Comair, Inc.; and Comair Services, Inc. v. Lexington-Fayette urban County Airport Corporation et. Al
2007-SC-000602-TG October 1, 2009
Opinion by Justice Noble. All sitting; all concur.
The estates of persons killed in a commercial airplane crash sued Comair, the flight operator. Comair then filed a third-party complaint against the Lexington-Fayette Urban County Government Airport Board, the LFUCG Airport Corporation and members of the board in their official capacities alleging negligence in operation of the airport where the accident occurred. The circuit court granted the third-party defendants motion to dismiss, holding they were entitled to immunity. Comair appealed and the Supreme Court transferred the case to its docket from the Court of Appeals.

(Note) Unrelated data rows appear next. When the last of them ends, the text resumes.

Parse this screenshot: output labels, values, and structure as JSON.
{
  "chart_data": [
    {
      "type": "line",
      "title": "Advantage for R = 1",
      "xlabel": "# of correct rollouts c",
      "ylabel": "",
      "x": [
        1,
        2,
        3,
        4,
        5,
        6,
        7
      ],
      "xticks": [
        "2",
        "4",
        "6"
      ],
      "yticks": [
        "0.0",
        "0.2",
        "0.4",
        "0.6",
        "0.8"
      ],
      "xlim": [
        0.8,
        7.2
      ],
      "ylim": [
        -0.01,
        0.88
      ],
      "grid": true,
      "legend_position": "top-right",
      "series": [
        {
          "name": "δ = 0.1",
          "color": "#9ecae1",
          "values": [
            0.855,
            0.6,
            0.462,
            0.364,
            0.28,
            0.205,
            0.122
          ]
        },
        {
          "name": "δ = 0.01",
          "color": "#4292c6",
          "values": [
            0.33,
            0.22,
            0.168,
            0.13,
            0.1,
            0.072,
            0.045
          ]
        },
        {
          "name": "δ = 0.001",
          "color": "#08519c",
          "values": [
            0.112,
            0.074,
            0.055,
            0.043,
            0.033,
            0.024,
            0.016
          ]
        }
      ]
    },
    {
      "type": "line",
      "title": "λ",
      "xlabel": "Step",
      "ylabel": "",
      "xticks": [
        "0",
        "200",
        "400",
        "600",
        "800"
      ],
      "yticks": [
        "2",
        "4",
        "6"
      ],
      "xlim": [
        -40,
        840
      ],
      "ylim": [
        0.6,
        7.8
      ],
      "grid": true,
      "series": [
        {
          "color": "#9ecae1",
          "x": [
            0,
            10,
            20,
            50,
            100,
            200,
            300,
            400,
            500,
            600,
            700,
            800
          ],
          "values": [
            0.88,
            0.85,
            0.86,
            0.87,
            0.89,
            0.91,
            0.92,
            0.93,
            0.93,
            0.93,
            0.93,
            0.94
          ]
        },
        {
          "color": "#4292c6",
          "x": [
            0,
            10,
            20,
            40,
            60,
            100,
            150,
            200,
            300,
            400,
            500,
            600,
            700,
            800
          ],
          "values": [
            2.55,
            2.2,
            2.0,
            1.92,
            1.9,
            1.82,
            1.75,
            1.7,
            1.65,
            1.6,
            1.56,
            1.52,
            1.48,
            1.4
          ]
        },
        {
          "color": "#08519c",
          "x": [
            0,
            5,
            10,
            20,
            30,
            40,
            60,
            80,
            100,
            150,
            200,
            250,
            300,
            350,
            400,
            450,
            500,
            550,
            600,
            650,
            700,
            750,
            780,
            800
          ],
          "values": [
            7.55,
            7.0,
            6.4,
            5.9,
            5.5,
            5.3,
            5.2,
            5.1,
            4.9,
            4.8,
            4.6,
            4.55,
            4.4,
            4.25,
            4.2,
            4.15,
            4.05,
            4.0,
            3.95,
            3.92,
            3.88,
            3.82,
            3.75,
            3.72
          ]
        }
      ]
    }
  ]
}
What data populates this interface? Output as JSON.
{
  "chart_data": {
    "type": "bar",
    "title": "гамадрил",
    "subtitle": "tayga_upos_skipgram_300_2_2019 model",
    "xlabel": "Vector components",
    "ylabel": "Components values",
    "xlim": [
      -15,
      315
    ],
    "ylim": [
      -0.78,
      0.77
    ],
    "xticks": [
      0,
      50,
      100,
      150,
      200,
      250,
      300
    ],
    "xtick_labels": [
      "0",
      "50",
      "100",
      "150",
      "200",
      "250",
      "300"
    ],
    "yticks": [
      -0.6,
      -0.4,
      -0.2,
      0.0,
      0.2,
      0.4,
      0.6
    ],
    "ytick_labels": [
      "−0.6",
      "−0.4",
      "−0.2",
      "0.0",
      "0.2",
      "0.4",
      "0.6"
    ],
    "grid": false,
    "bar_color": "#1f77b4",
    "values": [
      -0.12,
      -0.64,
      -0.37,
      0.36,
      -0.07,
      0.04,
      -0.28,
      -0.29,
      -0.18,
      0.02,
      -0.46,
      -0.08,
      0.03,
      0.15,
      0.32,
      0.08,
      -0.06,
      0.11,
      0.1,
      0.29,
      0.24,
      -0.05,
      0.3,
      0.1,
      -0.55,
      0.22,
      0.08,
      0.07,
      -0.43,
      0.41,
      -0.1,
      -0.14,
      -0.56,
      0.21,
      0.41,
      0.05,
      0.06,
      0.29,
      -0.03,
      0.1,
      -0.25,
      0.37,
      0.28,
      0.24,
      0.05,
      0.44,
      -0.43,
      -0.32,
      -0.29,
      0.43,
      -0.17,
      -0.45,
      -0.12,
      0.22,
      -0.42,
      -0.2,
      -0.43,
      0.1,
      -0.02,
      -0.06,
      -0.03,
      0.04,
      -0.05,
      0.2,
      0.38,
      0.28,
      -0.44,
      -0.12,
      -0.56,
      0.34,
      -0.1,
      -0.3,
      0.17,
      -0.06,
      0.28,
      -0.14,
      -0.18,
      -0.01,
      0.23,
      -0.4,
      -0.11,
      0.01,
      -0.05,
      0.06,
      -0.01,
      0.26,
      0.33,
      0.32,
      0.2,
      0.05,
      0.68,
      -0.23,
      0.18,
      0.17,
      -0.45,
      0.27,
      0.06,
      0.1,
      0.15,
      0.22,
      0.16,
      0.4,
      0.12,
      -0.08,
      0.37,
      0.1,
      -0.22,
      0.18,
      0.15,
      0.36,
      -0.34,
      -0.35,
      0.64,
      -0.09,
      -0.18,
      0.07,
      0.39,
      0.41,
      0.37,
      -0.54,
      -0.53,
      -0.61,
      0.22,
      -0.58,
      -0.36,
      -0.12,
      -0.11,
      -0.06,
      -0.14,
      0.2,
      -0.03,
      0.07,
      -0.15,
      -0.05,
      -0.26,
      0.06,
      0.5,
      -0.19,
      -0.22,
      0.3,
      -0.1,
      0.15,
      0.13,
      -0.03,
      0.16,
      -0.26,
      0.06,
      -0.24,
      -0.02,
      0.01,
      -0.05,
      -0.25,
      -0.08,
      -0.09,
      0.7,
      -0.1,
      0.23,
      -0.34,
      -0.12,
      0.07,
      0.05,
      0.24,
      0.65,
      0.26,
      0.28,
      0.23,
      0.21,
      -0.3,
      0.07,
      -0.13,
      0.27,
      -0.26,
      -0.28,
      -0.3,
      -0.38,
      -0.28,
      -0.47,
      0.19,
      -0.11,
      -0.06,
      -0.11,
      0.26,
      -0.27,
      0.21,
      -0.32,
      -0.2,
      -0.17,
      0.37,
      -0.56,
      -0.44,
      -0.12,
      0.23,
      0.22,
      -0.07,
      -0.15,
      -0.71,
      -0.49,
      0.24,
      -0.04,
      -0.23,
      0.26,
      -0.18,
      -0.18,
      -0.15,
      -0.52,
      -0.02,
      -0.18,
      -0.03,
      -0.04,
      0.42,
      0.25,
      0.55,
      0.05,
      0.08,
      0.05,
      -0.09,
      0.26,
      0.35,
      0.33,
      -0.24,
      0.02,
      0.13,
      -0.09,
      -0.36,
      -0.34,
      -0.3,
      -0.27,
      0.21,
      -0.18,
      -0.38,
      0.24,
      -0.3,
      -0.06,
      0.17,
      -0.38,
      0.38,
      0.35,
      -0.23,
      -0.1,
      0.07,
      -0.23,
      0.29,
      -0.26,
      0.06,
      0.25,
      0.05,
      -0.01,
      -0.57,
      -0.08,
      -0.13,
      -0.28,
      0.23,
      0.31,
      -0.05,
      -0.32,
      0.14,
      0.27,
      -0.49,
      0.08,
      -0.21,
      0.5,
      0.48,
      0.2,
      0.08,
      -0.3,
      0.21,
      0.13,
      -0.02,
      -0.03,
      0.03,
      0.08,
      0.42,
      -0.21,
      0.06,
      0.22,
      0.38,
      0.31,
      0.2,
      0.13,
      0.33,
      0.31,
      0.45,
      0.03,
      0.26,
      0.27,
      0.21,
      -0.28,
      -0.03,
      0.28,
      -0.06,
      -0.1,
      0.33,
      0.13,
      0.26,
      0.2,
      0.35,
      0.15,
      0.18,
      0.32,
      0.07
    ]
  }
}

The Court affirmed, holding that the airport board and airport corporation were both agencies of the LFUCG, exercising a function integral to state government by providing essential transportation infrastructure—and thus immune from suit. In reaching this decision, the Court moved away from the two-pronged test for sovereign immunity set forth in Berns (1: direction and control by central state government; 2: supported by funds from the state treasury).

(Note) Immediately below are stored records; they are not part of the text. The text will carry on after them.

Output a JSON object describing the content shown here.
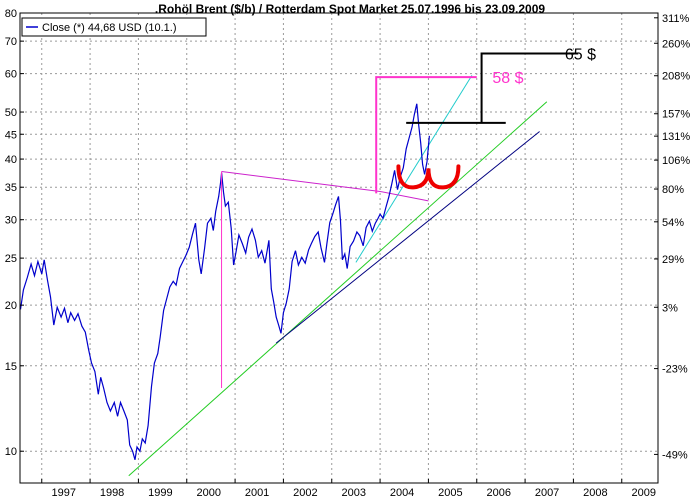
{
  "chart_data": {
    "type": "line",
    "title": ".Rohöl Brent ($/b) / Rotterdam Spot Market 25.07.1996 bis 23.09.2009",
    "legend": {
      "label": "Close (*) 44,68 USD (10.1.)",
      "placement": "top-left"
    },
    "scale": "log",
    "grid": true,
    "x_range": [
      1996.55,
      2009.75
    ],
    "y_range": [
      8.6,
      80
    ],
    "y_ticks": [
      {
        "value": 10,
        "label": "10"
      },
      {
        "value": 15,
        "label": "15"
      },
      {
        "value": 20,
        "label": "20"
      },
      {
        "value": 25,
        "label": "25"
      },
      {
        "value": 30,
        "label": "30"
      },
      {
        "value": 35,
        "label": "35"
      },
      {
        "value": 40,
        "label": "40"
      },
      {
        "value": 45,
        "label": "45"
      },
      {
        "value": 50,
        "label": "50"
      },
      {
        "value": 60,
        "label": "60"
      },
      {
        "value": 70,
        "label": "70"
      },
      {
        "value": 80,
        "label": "80"
      }
    ],
    "pct_ticks": [
      {
        "value": 78.2,
        "label": "311%"
      },
      {
        "value": 69.3,
        "label": "260%"
      },
      {
        "value": 59.4,
        "label": "208%"
      },
      {
        "value": 49.6,
        "label": "157%"
      },
      {
        "value": 44.6,
        "label": "131%"
      },
      {
        "value": 39.8,
        "label": "106%"
      },
      {
        "value": 34.7,
        "label": "80%"
      },
      {
        "value": 29.7,
        "label": "54%"
      },
      {
        "value": 24.9,
        "label": "29%"
      },
      {
        "value": 19.8,
        "label": "3%"
      },
      {
        "value": 14.8,
        "label": "-23%"
      },
      {
        "value": 9.85,
        "label": "-49%"
      }
    ],
    "x_ticks": [
      {
        "value": 1997,
        "label": "1997"
      },
      {
        "value": 1998,
        "label": "1998"
      },
      {
        "value": 1999,
        "label": "1999"
      },
      {
        "value": 2000,
        "label": "2000"
      },
      {
        "value": 2001,
        "label": "2001"
      },
      {
        "value": 2002,
        "label": "2002"
      },
      {
        "value": 2003,
        "label": "2003"
      },
      {
        "value": 2004,
        "label": "2004"
      },
      {
        "value": 2005,
        "label": "2005"
      },
      {
        "value": 2006,
        "label": "2006"
      },
      {
        "value": 2007,
        "label": "2007"
      },
      {
        "value": 2008,
        "label": "2008"
      },
      {
        "value": 2009,
        "label": "2009"
      }
    ],
    "series": [
      {
        "color": "#0000cc",
        "points": [
          [
            1996.56,
            19.6
          ],
          [
            1996.62,
            21.5
          ],
          [
            1996.7,
            22.8
          ],
          [
            1996.78,
            24.3
          ],
          [
            1996.85,
            23.0
          ],
          [
            1996.92,
            24.6
          ],
          [
            1997.0,
            23.2
          ],
          [
            1997.05,
            24.8
          ],
          [
            1997.12,
            22.5
          ],
          [
            1997.18,
            20.8
          ],
          [
            1997.25,
            18.2
          ],
          [
            1997.32,
            19.8
          ],
          [
            1997.4,
            18.9
          ],
          [
            1997.47,
            19.7
          ],
          [
            1997.54,
            18.4
          ],
          [
            1997.6,
            19.3
          ],
          [
            1997.68,
            18.6
          ],
          [
            1997.75,
            19.2
          ],
          [
            1997.83,
            18.1
          ],
          [
            1997.9,
            17.6
          ],
          [
            1997.97,
            16.2
          ],
          [
            1998.03,
            15.2
          ],
          [
            1998.1,
            14.6
          ],
          [
            1998.17,
            13.1
          ],
          [
            1998.22,
            14.2
          ],
          [
            1998.28,
            13.5
          ],
          [
            1998.35,
            12.6
          ],
          [
            1998.42,
            12.1
          ],
          [
            1998.5,
            12.6
          ],
          [
            1998.57,
            11.8
          ],
          [
            1998.63,
            12.6
          ],
          [
            1998.7,
            12.1
          ],
          [
            1998.77,
            11.6
          ],
          [
            1998.82,
            10.3
          ],
          [
            1998.88,
            10.0
          ],
          [
            1998.93,
            9.6
          ],
          [
            1998.97,
            10.2
          ],
          [
            1999.03,
            10.0
          ],
          [
            1999.08,
            10.6
          ],
          [
            1999.14,
            10.4
          ],
          [
            1999.2,
            11.3
          ],
          [
            1999.27,
            13.6
          ],
          [
            1999.33,
            15.2
          ],
          [
            1999.4,
            15.9
          ],
          [
            1999.45,
            17.2
          ],
          [
            1999.52,
            19.5
          ],
          [
            1999.58,
            20.5
          ],
          [
            1999.65,
            21.8
          ],
          [
            1999.72,
            22.4
          ],
          [
            1999.78,
            22.0
          ],
          [
            1999.85,
            23.8
          ],
          [
            1999.92,
            24.6
          ],
          [
            1999.98,
            25.3
          ],
          [
            2000.05,
            26.3
          ],
          [
            2000.12,
            28.0
          ],
          [
            2000.18,
            29.5
          ],
          [
            2000.25,
            24.8
          ],
          [
            2000.3,
            23.2
          ],
          [
            2000.37,
            26.2
          ],
          [
            2000.43,
            29.5
          ],
          [
            2000.5,
            30.2
          ],
          [
            2000.55,
            28.5
          ],
          [
            2000.6,
            31.2
          ],
          [
            2000.66,
            33.5
          ],
          [
            2000.7,
            35.8
          ],
          [
            2000.72,
            37.5
          ],
          [
            2000.76,
            34.2
          ],
          [
            2000.8,
            32.0
          ],
          [
            2000.86,
            32.6
          ],
          [
            2000.92,
            28.8
          ],
          [
            2000.97,
            24.2
          ],
          [
            2001.02,
            25.8
          ],
          [
            2001.08,
            27.9
          ],
          [
            2001.15,
            26.8
          ],
          [
            2001.22,
            25.6
          ],
          [
            2001.28,
            27.6
          ],
          [
            2001.35,
            28.7
          ],
          [
            2001.42,
            27.2
          ],
          [
            2001.48,
            25.1
          ],
          [
            2001.55,
            25.9
          ],
          [
            2001.62,
            24.4
          ],
          [
            2001.7,
            27.2
          ],
          [
            2001.75,
            21.6
          ],
          [
            2001.8,
            20.3
          ],
          [
            2001.85,
            18.9
          ],
          [
            2001.9,
            18.2
          ],
          [
            2001.95,
            17.5
          ],
          [
            2002.0,
            19.3
          ],
          [
            2002.06,
            20.2
          ],
          [
            2002.12,
            21.6
          ],
          [
            2002.18,
            24.6
          ],
          [
            2002.25,
            25.9
          ],
          [
            2002.31,
            24.2
          ],
          [
            2002.38,
            25.1
          ],
          [
            2002.45,
            24.4
          ],
          [
            2002.52,
            26.0
          ],
          [
            2002.58,
            26.8
          ],
          [
            2002.65,
            27.7
          ],
          [
            2002.72,
            28.3
          ],
          [
            2002.78,
            26.2
          ],
          [
            2002.85,
            24.5
          ],
          [
            2002.9,
            26.8
          ],
          [
            2002.96,
            29.6
          ],
          [
            2003.02,
            30.8
          ],
          [
            2003.08,
            32.2
          ],
          [
            2003.14,
            33.5
          ],
          [
            2003.18,
            29.8
          ],
          [
            2003.22,
            24.8
          ],
          [
            2003.27,
            25.5
          ],
          [
            2003.32,
            23.8
          ],
          [
            2003.38,
            26.4
          ],
          [
            2003.45,
            27.1
          ],
          [
            2003.52,
            28.3
          ],
          [
            2003.58,
            27.8
          ],
          [
            2003.65,
            26.5
          ],
          [
            2003.71,
            28.9
          ],
          [
            2003.78,
            29.8
          ],
          [
            2003.84,
            28.4
          ],
          [
            2003.9,
            29.5
          ],
          [
            2003.95,
            30.1
          ],
          [
            2004.0,
            30.8
          ],
          [
            2004.06,
            30.2
          ],
          [
            2004.12,
            31.8
          ],
          [
            2004.18,
            33.4
          ],
          [
            2004.24,
            35.5
          ],
          [
            2004.3,
            37.9
          ],
          [
            2004.36,
            34.6
          ],
          [
            2004.42,
            36.8
          ],
          [
            2004.48,
            38.4
          ],
          [
            2004.54,
            42.0
          ],
          [
            2004.6,
            44.2
          ],
          [
            2004.66,
            46.5
          ],
          [
            2004.71,
            49.5
          ],
          [
            2004.76,
            52.0
          ],
          [
            2004.8,
            47.0
          ],
          [
            2004.84,
            43.2
          ],
          [
            2004.88,
            39.0
          ],
          [
            2004.92,
            37.2
          ],
          [
            2004.97,
            39.5
          ],
          [
            2005.02,
            44.68
          ]
        ]
      }
    ],
    "trendlines": [
      {
        "color": "#22cc22",
        "points": [
          [
            1998.8,
            8.9
          ],
          [
            2007.45,
            52.5
          ]
        ]
      },
      {
        "color": "#000080",
        "points": [
          [
            2001.85,
            16.7
          ],
          [
            2007.3,
            45.6
          ]
        ]
      },
      {
        "color": "#22cccc",
        "points": [
          [
            2003.5,
            24.5
          ],
          [
            2005.9,
            59.5
          ]
        ]
      },
      {
        "color": "#cc22cc",
        "points": [
          [
            2000.72,
            37.7
          ],
          [
            2004.0,
            34.3
          ],
          [
            2005.0,
            32.8
          ]
        ]
      }
    ],
    "annotations": [
      {
        "text": "58 $",
        "color": "#ff33cc",
        "bracket": [
          [
            2000.72,
            13.5
          ],
          [
            2000.72,
            37.7
          ]
        ],
        "extra_line": [
          [
            2003.92,
            34.0
          ],
          [
            2003.92,
            59.0
          ],
          [
            2006.0,
            59.0
          ]
        ],
        "label_at": [
          2006.2,
          59.0
        ]
      },
      {
        "text": "65 $",
        "color": "#000000",
        "lines": [
          [
            [
              2004.54,
              47.5
            ],
            [
              2006.6,
              47.5
            ]
          ],
          [
            [
              2006.1,
              47.5
            ],
            [
              2006.1,
              66.0
            ],
            [
              2008.1,
              66.0
            ]
          ]
        ],
        "label_at": [
          2007.7,
          66.0
        ]
      }
    ],
    "w_pattern": {
      "color": "#ee0000",
      "center_x": 2005.0,
      "y": 37.2
    }
  }
}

The Court concluded the Berns test was overly simple and limiting and that it did not lend itself to analyzing municipal entities. Instead, the Court held a preferable approach is a case-by-case analysis of a) the origins of the organization seeking immunity (i.e. state, county, municipal) to determine the level of immunity enjoyed by the “parent” entity; and b) whether the organization exercised a function integral to state government. The Court rejected Comair’s argument that the airport board was engaged in a purely proprietary function—distinguishing providing transportation services from providing transportation infrastructure (terminals, runways, etc.). The Court concluded that the latter was a “quintessentially governmental function.”